You might be shaking your heard in wondering how a professional hockey team with costs and expenses to pay can offer up free tickets. How they do it is completely unique. Instead of charging for every ticket, beer, and soda as fans walk through the door, the Pirates' only caveat in entering the arena is that before the entering of the arena, fans must buy a beer or soda for a maximum of 40 Krone! By doing this, fans get a ticket and a beverage when they show up to the rink!

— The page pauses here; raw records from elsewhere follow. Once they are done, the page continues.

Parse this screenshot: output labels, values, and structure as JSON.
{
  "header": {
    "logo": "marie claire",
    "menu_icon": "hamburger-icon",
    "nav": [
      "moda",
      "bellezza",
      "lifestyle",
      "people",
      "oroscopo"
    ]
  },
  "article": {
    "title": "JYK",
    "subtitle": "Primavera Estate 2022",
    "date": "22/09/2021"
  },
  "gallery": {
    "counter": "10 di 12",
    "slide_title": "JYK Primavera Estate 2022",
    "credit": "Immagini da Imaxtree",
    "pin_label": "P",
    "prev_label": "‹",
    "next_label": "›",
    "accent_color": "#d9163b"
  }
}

Thomas Bjuring, director of the Aalborg Pirates, told MigogAalborg.dk - and loosely translated by me and Google,
"The concept has been received with great enthusiasm by both fans and partners. I have received countless inquiries from fans and sponsors and had visits from both North Jutland, P4, TV2 north and our own TV team yesterday. 10 minutes after the publication, internet traffic on the net was so large that the server crashed. We are all wildly enthusiastic about the massive reception this concept has gained. Now we cross our fingers for the city's suppoort with a great turnout in the new season," said Pirates boss.Pirates management wanted a full arena, but they needed to do more than just offer a beverage and a ticket. There had to be a reason to come down to the rink if the Pirates wanted to see this promotional idea come to fruition. I can honestly say that the Pirates are a much better team with Brandon Reid in charge, and that culture both he and Bjurring spoke of is spreading wildfire through the Aalborg region.
"Gigantium is a great arena, and all our fans and sponsors love when there are many people in the hall. The new initiative is only possible thanks to good partners," says Bjuring.
Once players have enough money to live comfortably, they will seek out winning cultures in hockey because the window to win championships decreases daily for players. Not every player will say he has won a championship, so players will seek the best places they can win in order to fulfill that need to win. Both Detroit in the 1990s and Chicago in recent years have seen veteran players come to the team for less money in order to have a shot at a championship. Brandon Reid is building the same winning culture in Aalborg with his team, and that three-year plan he spoke of has been kick-started in a big way with this incredible first season.
In the end, if the Aalborg Pirates somehow are upended this season in the playoffs, there will be disappointment in them falling short. The goal of any hockey team is to win its respective league championship each and every year. Brandon Reid's work in recruiting impact players, getting more out of returning players, and giving fans a reason to flock to the arena is already paying dividends in his first year, but this is only Year One of what appears to be a three-year plan. Losing will hurt, but the culture being installed in Aalborg should guarantee repeated success in future years. Make no mistake that fans a love a winner and Aalborg will continue to see support as they move forward with the plan.
Finishing atop the standings in the Metal Ligaen is an incredible accomplishment for Brandon Reid and the Pirates. I don't know if anyone would have predicted this in his first season, but we stand here today with that fact in-hand. The playoffs stand before the Pirates, and they'll need to be better than they were in the regular season if they hope to capture the Metal Cup. I suspect Brandon will have the players ready to go once the calendar flips to March.
Seasons, however, will come and go. The big picture in long-term sustainability for this franchise is changing the culture surrounding this team, and that job has only started for the Pirates. But let's make sure we call a spade "a spade" when it comes to how they started this three-year plan: pretty damned great! And the Pirates can cap it off with twelve wins over the next month to hoist their first Metal Cup in club history and the first in the city's history since 1981!